It’s been some time since I was able to cover an issue of The Last Ronin, but as the old saying goes, good things come to those who wait. I make it no secret that I’m a big fan of this story, with it covering nearly every basis a hardcore Teenage Mutant Ninja Turtles fan such as myself could hope for. Last Ronin continues to be one of, if not the greatest TMNT story under IDW’s publication banner.
That being said, this issue does have a thing or two that I enjoyed slightly less than in the last ones. Previously, I had praised the vagueness of this continuity, which allowed it to feel like it could exist in nearly any, most enticingly the original Mirage stories. Unfortunately, this issue shatters that almost right out of the gate, by giving a detailed account of how we got to this point. This means the story ends up forgoing some of that ambiguity that I enjoyed. While it is for the sake of setting the stage a bit more for the present, I would have enjoyed remaining a bit more in the dark in that aspect.

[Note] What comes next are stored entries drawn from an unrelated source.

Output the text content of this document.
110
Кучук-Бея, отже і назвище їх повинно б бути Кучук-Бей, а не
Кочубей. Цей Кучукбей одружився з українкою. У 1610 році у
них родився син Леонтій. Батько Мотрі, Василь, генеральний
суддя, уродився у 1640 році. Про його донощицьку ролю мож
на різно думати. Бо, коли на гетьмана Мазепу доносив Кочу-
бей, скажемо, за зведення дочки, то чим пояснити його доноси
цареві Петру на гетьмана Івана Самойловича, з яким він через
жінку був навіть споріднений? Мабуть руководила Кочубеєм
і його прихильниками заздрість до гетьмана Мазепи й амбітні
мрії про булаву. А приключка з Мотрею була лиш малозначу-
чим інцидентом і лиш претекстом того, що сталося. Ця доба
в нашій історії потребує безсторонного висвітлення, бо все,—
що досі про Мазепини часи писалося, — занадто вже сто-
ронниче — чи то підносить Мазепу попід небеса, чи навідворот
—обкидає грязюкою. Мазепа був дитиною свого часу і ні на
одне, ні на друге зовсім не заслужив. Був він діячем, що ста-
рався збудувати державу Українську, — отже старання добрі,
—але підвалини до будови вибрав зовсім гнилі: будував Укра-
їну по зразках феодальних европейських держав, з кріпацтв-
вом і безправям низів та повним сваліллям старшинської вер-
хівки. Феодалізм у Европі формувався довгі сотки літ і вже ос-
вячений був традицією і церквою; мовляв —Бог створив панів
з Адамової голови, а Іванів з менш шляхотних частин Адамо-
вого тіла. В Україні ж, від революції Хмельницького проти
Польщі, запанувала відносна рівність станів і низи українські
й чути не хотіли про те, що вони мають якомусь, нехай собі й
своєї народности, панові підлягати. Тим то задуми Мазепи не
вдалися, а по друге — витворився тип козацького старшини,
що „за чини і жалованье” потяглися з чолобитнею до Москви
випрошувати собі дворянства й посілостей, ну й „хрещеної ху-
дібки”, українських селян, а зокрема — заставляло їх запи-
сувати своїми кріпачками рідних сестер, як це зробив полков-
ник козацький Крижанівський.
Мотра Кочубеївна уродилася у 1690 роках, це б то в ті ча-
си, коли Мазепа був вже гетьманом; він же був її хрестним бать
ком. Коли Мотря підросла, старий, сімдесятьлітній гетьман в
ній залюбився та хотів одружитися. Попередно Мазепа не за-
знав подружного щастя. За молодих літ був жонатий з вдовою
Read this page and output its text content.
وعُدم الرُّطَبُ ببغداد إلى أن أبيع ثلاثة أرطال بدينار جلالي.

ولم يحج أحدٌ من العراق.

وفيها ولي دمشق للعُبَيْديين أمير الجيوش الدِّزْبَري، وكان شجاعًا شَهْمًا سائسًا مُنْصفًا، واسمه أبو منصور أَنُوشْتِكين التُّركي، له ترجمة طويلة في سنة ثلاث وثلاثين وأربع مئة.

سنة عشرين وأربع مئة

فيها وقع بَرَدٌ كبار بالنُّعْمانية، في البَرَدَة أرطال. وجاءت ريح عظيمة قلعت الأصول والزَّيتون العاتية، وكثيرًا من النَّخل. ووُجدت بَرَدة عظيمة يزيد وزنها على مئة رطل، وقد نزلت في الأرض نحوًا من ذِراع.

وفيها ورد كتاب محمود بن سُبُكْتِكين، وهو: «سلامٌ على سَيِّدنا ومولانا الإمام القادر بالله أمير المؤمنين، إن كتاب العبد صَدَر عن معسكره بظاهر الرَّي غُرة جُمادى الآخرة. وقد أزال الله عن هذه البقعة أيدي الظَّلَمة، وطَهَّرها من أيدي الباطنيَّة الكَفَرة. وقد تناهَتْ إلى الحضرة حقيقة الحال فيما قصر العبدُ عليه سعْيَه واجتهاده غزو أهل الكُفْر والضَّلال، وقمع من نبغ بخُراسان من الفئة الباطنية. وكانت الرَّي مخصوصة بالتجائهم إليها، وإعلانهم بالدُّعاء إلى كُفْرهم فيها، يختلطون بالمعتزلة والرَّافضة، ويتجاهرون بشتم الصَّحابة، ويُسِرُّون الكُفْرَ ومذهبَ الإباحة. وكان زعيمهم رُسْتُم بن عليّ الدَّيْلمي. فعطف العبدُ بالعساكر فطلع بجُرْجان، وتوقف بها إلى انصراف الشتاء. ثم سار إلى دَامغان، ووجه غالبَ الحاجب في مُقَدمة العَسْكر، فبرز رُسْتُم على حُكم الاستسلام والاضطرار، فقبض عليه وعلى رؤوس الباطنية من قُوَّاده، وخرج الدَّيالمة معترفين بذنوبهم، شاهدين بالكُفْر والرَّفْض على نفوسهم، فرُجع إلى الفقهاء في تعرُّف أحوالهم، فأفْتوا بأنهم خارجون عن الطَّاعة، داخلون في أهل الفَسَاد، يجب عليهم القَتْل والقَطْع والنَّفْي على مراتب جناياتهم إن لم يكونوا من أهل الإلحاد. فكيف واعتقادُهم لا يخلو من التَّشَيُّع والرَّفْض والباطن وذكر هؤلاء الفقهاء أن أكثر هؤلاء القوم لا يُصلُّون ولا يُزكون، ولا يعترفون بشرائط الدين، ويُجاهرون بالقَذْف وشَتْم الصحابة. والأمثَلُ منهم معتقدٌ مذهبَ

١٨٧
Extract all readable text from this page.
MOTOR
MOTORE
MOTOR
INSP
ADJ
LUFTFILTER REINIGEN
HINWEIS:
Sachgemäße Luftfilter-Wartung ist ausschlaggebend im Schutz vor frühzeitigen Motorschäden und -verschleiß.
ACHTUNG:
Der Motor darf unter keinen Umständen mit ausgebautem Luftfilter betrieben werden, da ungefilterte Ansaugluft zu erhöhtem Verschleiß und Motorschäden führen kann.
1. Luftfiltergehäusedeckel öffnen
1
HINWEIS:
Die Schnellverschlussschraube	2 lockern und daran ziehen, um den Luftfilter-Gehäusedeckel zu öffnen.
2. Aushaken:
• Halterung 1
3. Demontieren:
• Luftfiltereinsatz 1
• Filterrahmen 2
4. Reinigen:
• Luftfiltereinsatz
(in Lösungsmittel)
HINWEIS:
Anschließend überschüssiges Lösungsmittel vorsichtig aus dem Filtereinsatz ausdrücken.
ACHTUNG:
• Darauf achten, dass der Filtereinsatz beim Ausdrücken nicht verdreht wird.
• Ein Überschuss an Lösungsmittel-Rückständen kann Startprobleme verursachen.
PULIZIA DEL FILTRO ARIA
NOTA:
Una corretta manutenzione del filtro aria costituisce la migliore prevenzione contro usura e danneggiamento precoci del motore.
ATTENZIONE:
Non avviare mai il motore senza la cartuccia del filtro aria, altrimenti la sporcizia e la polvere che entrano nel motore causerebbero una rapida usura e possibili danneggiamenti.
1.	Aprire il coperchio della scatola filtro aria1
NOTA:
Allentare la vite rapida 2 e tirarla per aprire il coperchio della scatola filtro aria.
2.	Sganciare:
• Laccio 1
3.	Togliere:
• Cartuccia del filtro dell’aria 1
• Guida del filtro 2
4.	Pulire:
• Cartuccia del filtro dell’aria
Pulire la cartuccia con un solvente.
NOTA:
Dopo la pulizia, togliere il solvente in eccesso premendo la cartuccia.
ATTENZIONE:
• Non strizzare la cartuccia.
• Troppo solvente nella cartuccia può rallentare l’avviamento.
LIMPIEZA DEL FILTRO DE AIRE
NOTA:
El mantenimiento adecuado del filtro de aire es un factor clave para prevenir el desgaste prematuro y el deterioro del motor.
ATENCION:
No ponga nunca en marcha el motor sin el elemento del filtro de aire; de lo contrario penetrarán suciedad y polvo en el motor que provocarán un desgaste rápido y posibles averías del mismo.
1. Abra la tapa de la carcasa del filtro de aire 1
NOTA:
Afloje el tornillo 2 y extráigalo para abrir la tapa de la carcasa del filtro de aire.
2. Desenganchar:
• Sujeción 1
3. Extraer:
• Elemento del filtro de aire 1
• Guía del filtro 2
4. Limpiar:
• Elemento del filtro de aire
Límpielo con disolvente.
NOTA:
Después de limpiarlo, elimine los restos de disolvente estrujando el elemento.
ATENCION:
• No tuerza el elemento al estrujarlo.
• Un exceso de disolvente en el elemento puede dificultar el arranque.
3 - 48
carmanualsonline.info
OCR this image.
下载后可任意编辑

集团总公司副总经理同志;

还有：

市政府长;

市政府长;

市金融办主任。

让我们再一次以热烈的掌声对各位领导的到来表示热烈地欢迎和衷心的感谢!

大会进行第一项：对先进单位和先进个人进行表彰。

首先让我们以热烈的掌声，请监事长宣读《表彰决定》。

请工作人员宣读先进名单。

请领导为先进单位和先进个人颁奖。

The plot develops quite a lot in this issue, even with a lengthy flashback near the start explaining how we got here. We get a brief moment with our villain, some time with April’s daughter and the Purple Dragons, reflection for Michelangelo and even a plan of attack for their final assault to come. The book manages to cover a lot of ground with pacing that feels quick, but not in a hurry. It’s very cinematic in how it keeps you just focused enough for a quick read while still giving you tons and tons to chew on.
The character writing is steeped in familiar and well-defined characterization, drawing heavily from the franchise’s past. Mikey, the titular Last Ronin, continues to act like the Mirage-inspired jaded and grim loner he’s been transformed into, with his past still weighing heavily as he struggles to try opening up once again. April feels (appropriately) very similar to her characterization in the fan favourite Same As It Never Was episode from 2003’s cartoon, which even got a cheeky nod in Mikey’s inner monologue.
The touches of Peter Laird-esque dialogue is still greatly appreciated, and helps further blur the line between how much of this story is old, and how much is new. The speech patterns for many of the characters feel distinctly Laird, and much like the last issue, it makes me wonder if they’re part of some leftover writings from the ’80s, or just a flawless emulation of his style on the part of Waltz and Eastman. There are also some great nods to the original ’90s movie, and even the famous Second Time Around battle from the original comics.
The villain of our tale, Oroku Hiroto, unfortunately isn’t explored much in this issue, merely bringing the impetus of martial law within NYC, which speeds our heroes along to their final desperate plan to take down the Shredder’s dark grandson. The son of Karai has been a concept I’ve found myself intrigued by since this book started, his fight with the elder Michelangelo flipping the tried and true theme of the old vs. the new on it’s axis. In this story, Hiroto represents the future of the Foot, while Michelangelo stands opposed, an old man and the last of his line of warriors. It feels like a classic samurai tale with a goofy sci-fi twist, something Turtles has always excelled at.
The art is gritty, dirty and heavily seeped in Blade Runner-like neon for the streets of NYC. It’s a style that fits the tone of the book perfectly, helping establish how pushed down, battered and bleak the world has become. Once again, using Eastman’s legendary layouts that bring a great sense of dynamic flow and makes every page feel satisfying to scan over. The shorter flashback pages handled by Eastman never feel more appropriate than in this book, adding that distinct touch of Mirage to really bridge the aesthetic sensibilities. With such an extensive art team handling everything from pencils to inks, colours and more, it’s no wonder that it’s this polished.
As I’ve noted throughout this review, the book goes out of its way to homage as much Turtles material as it possibly can. With the aforementioned references to Mirage, 2003, and even the main IDW universe itself, we even have what I presume (hope) to be a nod to 2003’s Battle Shell, as the issue uses the armored car as the stinger for next time. Really, there’s so much to say that I’ve barely scratched the surface, but the book is just that densely packed with goodness for any Turtles die-hard, that it’s honestly difficult to keep myself from discussing ever tiny aspect in intense detail.
The book is fantastic, stylized, and full of that pure Turtles heart and soul. While I would have preferred letting this story bask in the ambiguity of its history a bit more, it still does a fantastic job building this unique amalgamized take on Turtles continuity. The book is a breezy read that flows naturally from panel to panel, with well defined and realized versions of the characters we know. Last Ronin continues to knock you flat with all the grace, style, and coolness that made these characters first leap off the page in 1984. All in all, fantastic.